Question

The average daily volume of a computer stock in 2011 was μ equals = 35.1 million​ shares, according to a reliable source. A stock analyst believes that the stock volume in 2014 is different from the 2011 level. Based on a random sample of 40 trading days in​ 2014, he finds the sample mean to be 25.5 million​ shares, with a standard deviation of s= 15.2 million shares. Test the hypotheses by constructing a 95​% confidence interval. Complete parts​ (a) through​ (c) below.

B.) Construct a 95​% confidence interval about the sample mean of stocks traded in 2014. The lower bound is ____ million shares.

The upper bound is _____ million shares.

C.)Will the researcher reject the null hypothesis?

A. Reject the null hypothesis because μ = 35.1 million shares falls in the confidence interval.

B. Do not reject the null hypothesis because u=35.1 million shares does not fall in the confidence interval.

C. Do not reject the null hypothesis because u=35.1 million shares falls in the confidence interval.

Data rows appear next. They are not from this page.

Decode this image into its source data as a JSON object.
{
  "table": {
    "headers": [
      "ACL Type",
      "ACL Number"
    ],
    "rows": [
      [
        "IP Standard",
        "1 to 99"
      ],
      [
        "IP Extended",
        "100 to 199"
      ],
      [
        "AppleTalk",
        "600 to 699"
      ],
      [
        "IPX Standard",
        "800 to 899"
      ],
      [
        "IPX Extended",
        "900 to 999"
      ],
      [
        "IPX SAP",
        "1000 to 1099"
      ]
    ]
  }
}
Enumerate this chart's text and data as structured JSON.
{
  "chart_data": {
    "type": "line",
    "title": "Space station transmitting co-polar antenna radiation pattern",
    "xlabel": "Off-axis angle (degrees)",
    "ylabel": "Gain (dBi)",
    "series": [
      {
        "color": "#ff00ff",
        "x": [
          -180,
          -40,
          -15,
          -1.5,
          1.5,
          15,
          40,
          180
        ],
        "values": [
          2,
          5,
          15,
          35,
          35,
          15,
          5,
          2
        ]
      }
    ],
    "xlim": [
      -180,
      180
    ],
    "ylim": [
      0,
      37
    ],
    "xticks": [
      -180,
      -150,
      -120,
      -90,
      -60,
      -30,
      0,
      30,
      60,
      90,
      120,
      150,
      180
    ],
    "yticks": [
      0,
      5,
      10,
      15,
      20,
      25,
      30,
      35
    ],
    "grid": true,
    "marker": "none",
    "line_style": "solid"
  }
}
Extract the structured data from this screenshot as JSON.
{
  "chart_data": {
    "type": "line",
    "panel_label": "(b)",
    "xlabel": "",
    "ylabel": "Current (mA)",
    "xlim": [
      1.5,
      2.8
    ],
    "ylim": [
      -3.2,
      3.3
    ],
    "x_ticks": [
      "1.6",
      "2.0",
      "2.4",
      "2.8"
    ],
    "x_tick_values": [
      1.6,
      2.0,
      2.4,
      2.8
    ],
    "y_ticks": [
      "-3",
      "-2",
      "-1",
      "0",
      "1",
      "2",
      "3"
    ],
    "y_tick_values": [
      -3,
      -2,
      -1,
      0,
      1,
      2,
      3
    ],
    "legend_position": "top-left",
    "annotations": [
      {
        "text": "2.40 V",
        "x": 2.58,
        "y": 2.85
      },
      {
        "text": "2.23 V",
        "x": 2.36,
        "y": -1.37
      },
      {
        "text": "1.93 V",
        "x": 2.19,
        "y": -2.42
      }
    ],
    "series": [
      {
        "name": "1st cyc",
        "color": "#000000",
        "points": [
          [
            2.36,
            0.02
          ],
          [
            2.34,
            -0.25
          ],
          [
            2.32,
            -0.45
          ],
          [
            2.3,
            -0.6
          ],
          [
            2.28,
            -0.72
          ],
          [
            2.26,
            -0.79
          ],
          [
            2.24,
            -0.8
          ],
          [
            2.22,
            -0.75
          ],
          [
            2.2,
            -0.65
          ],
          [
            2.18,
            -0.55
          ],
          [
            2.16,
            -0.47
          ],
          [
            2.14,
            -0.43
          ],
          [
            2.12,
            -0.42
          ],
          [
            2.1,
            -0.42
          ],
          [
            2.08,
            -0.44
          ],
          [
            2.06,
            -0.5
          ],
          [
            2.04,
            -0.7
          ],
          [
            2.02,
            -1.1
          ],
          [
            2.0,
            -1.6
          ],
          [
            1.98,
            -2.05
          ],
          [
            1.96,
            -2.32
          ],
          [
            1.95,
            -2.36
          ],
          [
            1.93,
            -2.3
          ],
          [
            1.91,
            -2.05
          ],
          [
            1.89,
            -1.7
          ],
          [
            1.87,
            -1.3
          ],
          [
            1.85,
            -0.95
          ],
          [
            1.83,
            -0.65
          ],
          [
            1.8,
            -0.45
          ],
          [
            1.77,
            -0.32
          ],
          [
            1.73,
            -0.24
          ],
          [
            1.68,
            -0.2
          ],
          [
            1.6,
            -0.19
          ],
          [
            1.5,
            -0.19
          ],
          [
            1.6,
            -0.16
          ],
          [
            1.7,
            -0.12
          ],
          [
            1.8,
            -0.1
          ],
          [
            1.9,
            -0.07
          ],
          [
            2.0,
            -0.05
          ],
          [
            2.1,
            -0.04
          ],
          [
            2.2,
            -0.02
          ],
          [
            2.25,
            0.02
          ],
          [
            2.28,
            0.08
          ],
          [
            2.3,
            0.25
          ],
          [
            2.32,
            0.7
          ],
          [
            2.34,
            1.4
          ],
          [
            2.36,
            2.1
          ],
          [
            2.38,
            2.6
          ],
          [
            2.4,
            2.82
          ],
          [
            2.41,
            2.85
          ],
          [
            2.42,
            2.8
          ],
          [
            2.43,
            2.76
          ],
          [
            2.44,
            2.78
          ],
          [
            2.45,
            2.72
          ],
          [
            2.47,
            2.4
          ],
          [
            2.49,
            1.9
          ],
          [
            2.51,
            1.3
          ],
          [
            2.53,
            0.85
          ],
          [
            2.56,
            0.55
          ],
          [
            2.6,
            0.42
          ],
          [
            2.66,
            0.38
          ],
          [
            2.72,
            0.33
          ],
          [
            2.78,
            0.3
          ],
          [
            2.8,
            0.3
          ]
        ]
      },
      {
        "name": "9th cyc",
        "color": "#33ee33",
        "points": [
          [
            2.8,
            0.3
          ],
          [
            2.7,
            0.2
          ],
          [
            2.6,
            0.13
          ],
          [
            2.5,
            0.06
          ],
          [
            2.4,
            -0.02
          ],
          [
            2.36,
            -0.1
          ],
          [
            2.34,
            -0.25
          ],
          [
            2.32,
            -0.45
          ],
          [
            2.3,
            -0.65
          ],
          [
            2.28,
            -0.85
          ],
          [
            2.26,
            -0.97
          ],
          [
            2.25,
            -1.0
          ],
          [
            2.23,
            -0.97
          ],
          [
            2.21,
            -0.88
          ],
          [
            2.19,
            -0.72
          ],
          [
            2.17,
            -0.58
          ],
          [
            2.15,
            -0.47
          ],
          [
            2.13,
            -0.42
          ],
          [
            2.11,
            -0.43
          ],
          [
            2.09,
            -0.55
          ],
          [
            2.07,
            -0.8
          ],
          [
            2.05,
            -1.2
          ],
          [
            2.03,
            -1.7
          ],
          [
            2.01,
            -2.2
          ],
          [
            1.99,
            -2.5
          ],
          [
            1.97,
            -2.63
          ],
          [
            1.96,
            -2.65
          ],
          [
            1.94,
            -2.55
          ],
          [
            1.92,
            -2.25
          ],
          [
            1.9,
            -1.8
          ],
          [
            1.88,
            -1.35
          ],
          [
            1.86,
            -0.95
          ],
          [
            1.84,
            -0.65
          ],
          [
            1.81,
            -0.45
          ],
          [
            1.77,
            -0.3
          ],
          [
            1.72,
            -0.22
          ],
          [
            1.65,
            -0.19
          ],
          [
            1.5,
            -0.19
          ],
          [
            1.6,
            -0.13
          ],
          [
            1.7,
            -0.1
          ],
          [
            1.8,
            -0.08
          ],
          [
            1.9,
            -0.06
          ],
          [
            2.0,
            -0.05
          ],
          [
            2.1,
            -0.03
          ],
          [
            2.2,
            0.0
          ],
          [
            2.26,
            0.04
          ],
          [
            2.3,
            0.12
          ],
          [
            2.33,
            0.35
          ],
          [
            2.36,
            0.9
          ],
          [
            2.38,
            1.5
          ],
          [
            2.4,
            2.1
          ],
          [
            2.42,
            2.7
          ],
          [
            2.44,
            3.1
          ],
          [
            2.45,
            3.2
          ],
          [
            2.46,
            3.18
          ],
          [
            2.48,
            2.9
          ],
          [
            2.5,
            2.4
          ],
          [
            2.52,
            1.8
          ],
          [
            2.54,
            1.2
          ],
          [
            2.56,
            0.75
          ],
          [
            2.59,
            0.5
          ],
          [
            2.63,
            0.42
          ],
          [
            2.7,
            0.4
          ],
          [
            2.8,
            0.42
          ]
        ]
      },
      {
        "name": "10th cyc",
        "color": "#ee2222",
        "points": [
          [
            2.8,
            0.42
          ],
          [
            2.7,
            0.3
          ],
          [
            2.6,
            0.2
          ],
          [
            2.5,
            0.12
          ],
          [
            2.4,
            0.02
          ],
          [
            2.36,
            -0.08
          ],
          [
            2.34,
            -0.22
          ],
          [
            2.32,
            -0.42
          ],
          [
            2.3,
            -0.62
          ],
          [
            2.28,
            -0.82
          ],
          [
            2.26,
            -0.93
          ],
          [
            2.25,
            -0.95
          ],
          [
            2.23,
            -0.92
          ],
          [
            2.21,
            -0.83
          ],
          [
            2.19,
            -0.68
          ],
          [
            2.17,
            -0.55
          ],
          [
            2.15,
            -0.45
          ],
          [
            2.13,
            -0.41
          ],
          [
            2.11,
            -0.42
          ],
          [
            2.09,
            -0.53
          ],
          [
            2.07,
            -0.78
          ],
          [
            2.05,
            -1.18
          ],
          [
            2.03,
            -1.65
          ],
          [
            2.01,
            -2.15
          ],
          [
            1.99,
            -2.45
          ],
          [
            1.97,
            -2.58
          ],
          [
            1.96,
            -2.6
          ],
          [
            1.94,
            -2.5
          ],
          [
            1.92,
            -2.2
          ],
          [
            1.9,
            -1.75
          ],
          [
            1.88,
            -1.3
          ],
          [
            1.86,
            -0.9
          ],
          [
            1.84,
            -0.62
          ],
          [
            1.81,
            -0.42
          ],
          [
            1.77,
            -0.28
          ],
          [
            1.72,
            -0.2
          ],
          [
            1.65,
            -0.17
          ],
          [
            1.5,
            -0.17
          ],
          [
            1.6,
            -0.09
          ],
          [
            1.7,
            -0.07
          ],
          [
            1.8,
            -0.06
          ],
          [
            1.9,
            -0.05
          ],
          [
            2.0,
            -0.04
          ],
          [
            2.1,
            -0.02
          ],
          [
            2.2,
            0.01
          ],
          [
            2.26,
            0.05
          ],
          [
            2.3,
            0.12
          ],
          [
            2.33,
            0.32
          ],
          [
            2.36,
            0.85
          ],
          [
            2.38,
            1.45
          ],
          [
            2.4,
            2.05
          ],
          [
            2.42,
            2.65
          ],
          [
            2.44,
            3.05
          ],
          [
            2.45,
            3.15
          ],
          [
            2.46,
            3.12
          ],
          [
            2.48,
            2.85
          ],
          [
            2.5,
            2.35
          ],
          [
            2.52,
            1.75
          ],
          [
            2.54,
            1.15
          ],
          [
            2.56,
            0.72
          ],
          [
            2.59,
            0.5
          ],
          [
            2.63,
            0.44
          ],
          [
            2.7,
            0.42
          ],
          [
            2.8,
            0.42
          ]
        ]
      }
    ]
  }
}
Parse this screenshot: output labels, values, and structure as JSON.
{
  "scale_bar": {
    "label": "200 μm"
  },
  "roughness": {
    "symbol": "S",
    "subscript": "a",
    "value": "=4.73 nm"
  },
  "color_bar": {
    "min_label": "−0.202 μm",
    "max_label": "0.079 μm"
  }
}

D. Reject the null hypothesis because u=35.1 million shares does not fall in the confidence interval.

Answer 1

b)

sample std dev ,    s =    15.2000
Sample Size ,   n =    40
Sample Mean,    x̅ =   25.5000

Level of Significance ,    α =    0.05          
degree of freedom=   DF=n-1=   39          
't value='   tα/2=   2.0227   [Excel formula =t.inv(α/2,df) ]      
                  
Standard Error , SE = s/√n =   15.200   / √   40   =   2.4033
margin of error , E=t*SE =   2.0227   *   2.403   =   4.861
                  
confidence interval is                   
Interval Lower Limit = x̅ - E =    25.50   -   4.861   =   20.6388
Interval Upper Limit = x̅ + E =    25.50   -   4.861   =   30.3612
95%   confidence interval is (   20.64   < µ <   30.36   )

c)

Ho :   µ =   35.1
Ha :   µ ╪   35.1

D. Reject the null hypothesis because u=35.1 million shares does not fall in the confidence interval.